Meritocracy seems great. Who could be against the idea of people getting economic benefits, societal benefits, and even government positions based on merit? Plato believed it was the most just political order possible. Who am I to argue against Plato? Well, I’m a nobody and probably have no place arguing against Plato, but I’m going to anyway.
I’m certainly not the first person to take a position against meritocracy. Some say that it makes society too competitive. Others say that the measures of merit are biased. And still others say that we can’t accurately measure merit. All of these arguments fall into a “What if we figured out a way?” trap. What if we could accurately measure merit. What if this accuracy led to unbiased results? What if these accurate and unbiased results led to understanding instead of competitiveness? Would meritocracy be good then? The answer is still no, but I will take a different path to get there.
My problem with meritocracy is that any system supposedly based on merit is actually mostly arbitrary. Now, I don’t dislike arbitrariness, in fact I really like lotteries for choices, but arbitrariness is the opposite of what meritocracy is going for. In other words, meritocracy cancels itself out.

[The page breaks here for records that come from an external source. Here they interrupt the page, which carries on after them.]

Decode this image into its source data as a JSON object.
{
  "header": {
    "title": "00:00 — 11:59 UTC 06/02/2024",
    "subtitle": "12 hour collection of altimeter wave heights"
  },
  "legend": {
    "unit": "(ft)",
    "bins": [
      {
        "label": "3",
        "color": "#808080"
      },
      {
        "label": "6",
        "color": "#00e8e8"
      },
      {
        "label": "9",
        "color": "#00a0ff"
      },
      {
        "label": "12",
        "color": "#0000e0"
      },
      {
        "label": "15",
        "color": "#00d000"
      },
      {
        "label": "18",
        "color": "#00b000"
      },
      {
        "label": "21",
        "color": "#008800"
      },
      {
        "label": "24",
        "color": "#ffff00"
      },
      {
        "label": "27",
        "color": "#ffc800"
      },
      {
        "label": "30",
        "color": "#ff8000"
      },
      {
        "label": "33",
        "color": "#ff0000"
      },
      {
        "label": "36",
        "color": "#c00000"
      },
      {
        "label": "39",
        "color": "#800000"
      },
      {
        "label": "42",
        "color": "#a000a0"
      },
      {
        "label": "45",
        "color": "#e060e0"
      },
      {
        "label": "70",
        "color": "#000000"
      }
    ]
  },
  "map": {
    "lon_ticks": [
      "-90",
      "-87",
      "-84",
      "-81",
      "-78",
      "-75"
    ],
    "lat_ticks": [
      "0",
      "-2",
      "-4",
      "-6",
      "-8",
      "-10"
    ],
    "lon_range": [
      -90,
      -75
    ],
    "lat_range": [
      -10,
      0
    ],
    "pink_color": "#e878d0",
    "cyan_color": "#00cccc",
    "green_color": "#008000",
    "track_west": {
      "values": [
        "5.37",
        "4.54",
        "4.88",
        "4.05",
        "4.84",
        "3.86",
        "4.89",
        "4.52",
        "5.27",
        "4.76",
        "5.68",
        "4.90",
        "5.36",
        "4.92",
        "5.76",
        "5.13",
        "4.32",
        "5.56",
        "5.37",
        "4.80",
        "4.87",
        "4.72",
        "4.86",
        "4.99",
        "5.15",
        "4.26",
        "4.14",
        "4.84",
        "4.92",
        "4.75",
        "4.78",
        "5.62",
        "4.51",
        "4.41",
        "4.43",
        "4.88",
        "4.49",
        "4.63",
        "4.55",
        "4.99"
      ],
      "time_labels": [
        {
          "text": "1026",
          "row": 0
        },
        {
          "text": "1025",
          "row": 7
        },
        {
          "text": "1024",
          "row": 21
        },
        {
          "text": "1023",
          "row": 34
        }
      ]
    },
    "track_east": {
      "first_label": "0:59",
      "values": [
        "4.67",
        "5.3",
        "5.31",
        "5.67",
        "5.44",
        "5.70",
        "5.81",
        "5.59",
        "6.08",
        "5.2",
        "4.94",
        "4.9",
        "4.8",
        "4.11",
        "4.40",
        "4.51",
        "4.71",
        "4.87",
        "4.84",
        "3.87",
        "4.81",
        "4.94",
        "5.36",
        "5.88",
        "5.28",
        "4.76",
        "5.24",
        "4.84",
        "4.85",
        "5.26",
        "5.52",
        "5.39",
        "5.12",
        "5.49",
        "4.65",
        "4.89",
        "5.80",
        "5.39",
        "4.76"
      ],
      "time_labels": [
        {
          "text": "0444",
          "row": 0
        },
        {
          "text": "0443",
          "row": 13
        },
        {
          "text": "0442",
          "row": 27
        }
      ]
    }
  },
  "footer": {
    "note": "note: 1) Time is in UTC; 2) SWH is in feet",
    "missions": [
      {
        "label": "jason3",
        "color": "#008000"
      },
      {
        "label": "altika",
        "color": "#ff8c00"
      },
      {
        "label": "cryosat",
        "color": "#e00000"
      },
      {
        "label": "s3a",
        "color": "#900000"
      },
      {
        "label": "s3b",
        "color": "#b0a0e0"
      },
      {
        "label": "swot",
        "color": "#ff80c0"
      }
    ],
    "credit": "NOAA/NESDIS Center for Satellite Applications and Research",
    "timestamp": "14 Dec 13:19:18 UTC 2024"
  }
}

There are roughly 8 billion people on the planet. What if we had a way to rank them according to merit. Would it fall neatly on a line from 1 having the most merit and 8 billion having the least? That’s unlikely. Instead, there would be clumps. Groups of people would be indistinguishable from each other in terms of merit. They would have the same educational achievements, the same IQ, the same debt to income ratio, and so on. Whatever the criteria, they would be the same. When that happens, there is no way to pick based on merit. You might as well pull a name out of a hat.
To make it more realistic, imagine high school kids applying to colleges. A particular excellent small college has 300 spaces available for freshmen. They have selected 299 based on merit, one spot left. There are two applicants for that spot, but they came from same-sized high schools, they had the same GPA, got the same SAT scores. They both volunteered at convalescent homes and had the same number of extracurriculars. There is simply no way to pick between them. The choice is completely arbitrary.
It becomes even more arbitrary in situations where the requirements, the level of merit needed, is lower. It would be unfair to only hire PhDs for positions that don’t even require a BA. That means that there are dozens or hundreds or even thousands of qualified applicants for any given job. When there are hundreds of people who merit the job, how to pick between them?
What’s really sad, for people who want meritocracy, is that arbitrary is the best-case scenario for these situations. If it’s not arbitrary and random, there will be some non-merit-based decider. That leads to nepotism, racism, favoritism, and all kinds of mean, nasty, ugly things.
I do think the standard arguments against meritocracy have merit (See what I did there?) But arbitrariness is the deciding factor for me. Even perfect meritocracy need not, and probably won’t, change the status quo in any way.